A better argument can be made for parents to pay. It is by Henning Bohn and Charles Stuart, who observe that each additional person exerts a negative externality onto the others by generating more population, taking more spaces, etc. That externality is not internalized, thus it needs to be taxed. Thus, whatever the reasons are that we subsidize having children needs to be amended by this tax. And by the calculations of Bohn and Stuart, the child subsidy could very well turn into a child tax. Indeed, the child pollution tax is 21% of life-time parent income per child, which is needed to divide the population by four in the long-run. However, that tax can be reduced to 5% if there is a cap of pollution permits set at current levels.

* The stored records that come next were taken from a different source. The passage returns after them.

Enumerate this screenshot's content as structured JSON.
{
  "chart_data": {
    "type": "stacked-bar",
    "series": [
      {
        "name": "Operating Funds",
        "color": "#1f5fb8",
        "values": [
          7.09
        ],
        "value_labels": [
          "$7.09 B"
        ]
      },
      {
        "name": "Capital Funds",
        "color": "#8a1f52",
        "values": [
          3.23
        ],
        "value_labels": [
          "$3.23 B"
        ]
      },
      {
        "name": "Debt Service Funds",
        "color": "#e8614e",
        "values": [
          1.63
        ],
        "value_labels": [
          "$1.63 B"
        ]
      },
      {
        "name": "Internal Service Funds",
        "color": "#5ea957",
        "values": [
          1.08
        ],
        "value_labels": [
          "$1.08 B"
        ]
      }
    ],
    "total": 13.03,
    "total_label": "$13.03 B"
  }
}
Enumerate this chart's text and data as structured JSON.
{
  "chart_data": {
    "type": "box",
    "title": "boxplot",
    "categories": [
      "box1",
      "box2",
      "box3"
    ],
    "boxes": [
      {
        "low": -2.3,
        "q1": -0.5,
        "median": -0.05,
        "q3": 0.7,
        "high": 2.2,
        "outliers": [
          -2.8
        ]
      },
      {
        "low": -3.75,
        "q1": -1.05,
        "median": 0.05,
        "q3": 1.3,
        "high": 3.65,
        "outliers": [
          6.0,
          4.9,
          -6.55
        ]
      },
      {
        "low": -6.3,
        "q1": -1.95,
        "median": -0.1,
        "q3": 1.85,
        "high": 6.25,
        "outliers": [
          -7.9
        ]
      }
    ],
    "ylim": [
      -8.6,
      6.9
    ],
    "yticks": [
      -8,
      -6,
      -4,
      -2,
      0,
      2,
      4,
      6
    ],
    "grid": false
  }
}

Of course, one can have endless arguments about the calibration used in the study. In this particular case, it is assumed that it costs 3% of output to reduce pollution by 25%. Also important is the output and time cost of children, as well as preference parameters. You may think of other parametrizations, but it remains that the child pollution tax makes sense. Only its amount it up to debate.

1 comment:

wilfredbelsey said...

Surely the bigger negative externality is from the pollution producers themselves, and so they should be the ones internalising the externality. also, those in power who allowed the overuse of finite natural gases, and were unable to predict the huge effect this would have, should bare part of the cost. alternatively, the reduction of pollution could be seen as a public good, as it would benefit everybody else more than the person footing the bill. therefore, similar to street lighting, the state should fund it.